Below are my creations so far, modeled by Missy Mannequin.
Missy is my birthday present from Sweetie: an adjustable dressform configured to my basic measurements. She's not a perfect replica of me, but she's pretty close. Our biggest differences are in the neck (mine is a bit smaller), the arms (mine are much smaller), and the slope of the shoulders (mine isn't as steep).
My hips also don't flare out in a bell shape like Missy's, but that's not her fault. She was designed to have a more balanced waist-to-hip ratio than I do. I'm Chinese on the top and German/Irish on the bottom. When configuring Missy, we had to keep the top and waist at the near-minimum, then crank out the hips to the near-maximum. So some things hang a little oddly on Missy, but they look fine on me.
First I made a purple dress out of Sew Classic Knit Ponte from Jo-Ann Fabrics. I hadn't sewn with knits before, so I chose this thick polyester fabric with a two-way stretch because it would be easy to sew. I made my own pattern, because that's how I roll. (And because I've used patterns in the past, and they always required major adjustments. I might as well draw the pattern from my measurements to begin with!)
Emboldened by my success, I then tackled a long blue dress made from the lightweight Jet Set Knit from Jo-Ann's. I like the flowy feel of this fabric, but it is very thin. Even with a lining, every bump and wrinkle shows through. I have to be very careful about what I wear underneath, lest I end up looking like Missy here.
This is my sewing buddy, the panda. He chews on his plastic bamboo while watching me repeatedly unpick seams and try again. I bought him at Uwajimaya when I went to Portland for a workshop last week, along with a month's worth of frozen udon and miso. There isn't a single Asian market in the entirety of Central Oregon, so I have to stock up when I can.

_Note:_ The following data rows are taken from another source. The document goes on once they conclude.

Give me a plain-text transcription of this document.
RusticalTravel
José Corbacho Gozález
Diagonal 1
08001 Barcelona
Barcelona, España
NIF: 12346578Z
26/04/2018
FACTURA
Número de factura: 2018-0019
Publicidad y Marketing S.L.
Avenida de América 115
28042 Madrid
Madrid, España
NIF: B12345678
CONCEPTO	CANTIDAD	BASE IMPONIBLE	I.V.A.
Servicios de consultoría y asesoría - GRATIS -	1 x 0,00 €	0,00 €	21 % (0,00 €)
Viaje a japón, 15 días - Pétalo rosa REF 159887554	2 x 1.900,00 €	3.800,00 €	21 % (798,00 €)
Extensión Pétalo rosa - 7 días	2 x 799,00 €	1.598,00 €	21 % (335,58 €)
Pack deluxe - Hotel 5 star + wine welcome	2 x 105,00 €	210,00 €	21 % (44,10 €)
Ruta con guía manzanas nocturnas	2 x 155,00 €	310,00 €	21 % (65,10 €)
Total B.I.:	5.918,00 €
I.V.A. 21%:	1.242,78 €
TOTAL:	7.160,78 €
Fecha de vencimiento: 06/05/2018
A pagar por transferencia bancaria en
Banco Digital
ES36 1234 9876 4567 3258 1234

Finally, here's an A-line skirt made from a fabric by Art Gallery, "Yinghua" from the Pandalicious collection. The pattern is the same one I used for the curtains in the background, though those are made from a cotton in the "rainwater" color and the skirt is a jersey knit in "cherrylight."
I took a few photos of myself wearing the skirt. I'm glad my garments always look better on me than they do on Missy, instead of the other way around!
Under the skirt I'm wearing a pair of white leggings made from a Robert Kaufman Laguna cotton jersey. It's made of 95% cotton and 5% lycra spandex, which makes it very soft, very stretchy, and very prone to snagging. I disliked the fabric at first because it kept getting sucked down into my machine. Then I tried sewing through a strip of tissue paper on top, and now I'm snag-free.
I can't wait to sew more leggings, pajamas, and exercise pants for myself. The ones in stores are all too long or too short, too big at the waist, and too small in the thighs or calves. Since I'm short, one pair of pants requires a little less than one yard of fabric. The cotton jerseys cost only $5-$10 per yard...so making them myself will be cheaper, too.
Not pictured is a failed project: my first attempt at making a qipao, a.k.a. a cheongsam. Qipaos are close-fitting dresses typically made from stiff satin brocade, with mandarin collars and frog closures. This is what it was supposed to look like, but with plainer fabric so I could wear it to work.
The stiffness of the fabric and the body-hugging nature of the style make qipaos very difficult to sew. I tried anyway, using a cheap satin from Jo-Ann's. The result was close, but "close" doesn't cut it for qipaos.
I'm going to try again with a stretch satin. It might be "cheating," but that's fine with me. The stretchy fabric will be more forgiving to minor imperfections in fit, and it will be more comfortable to wear.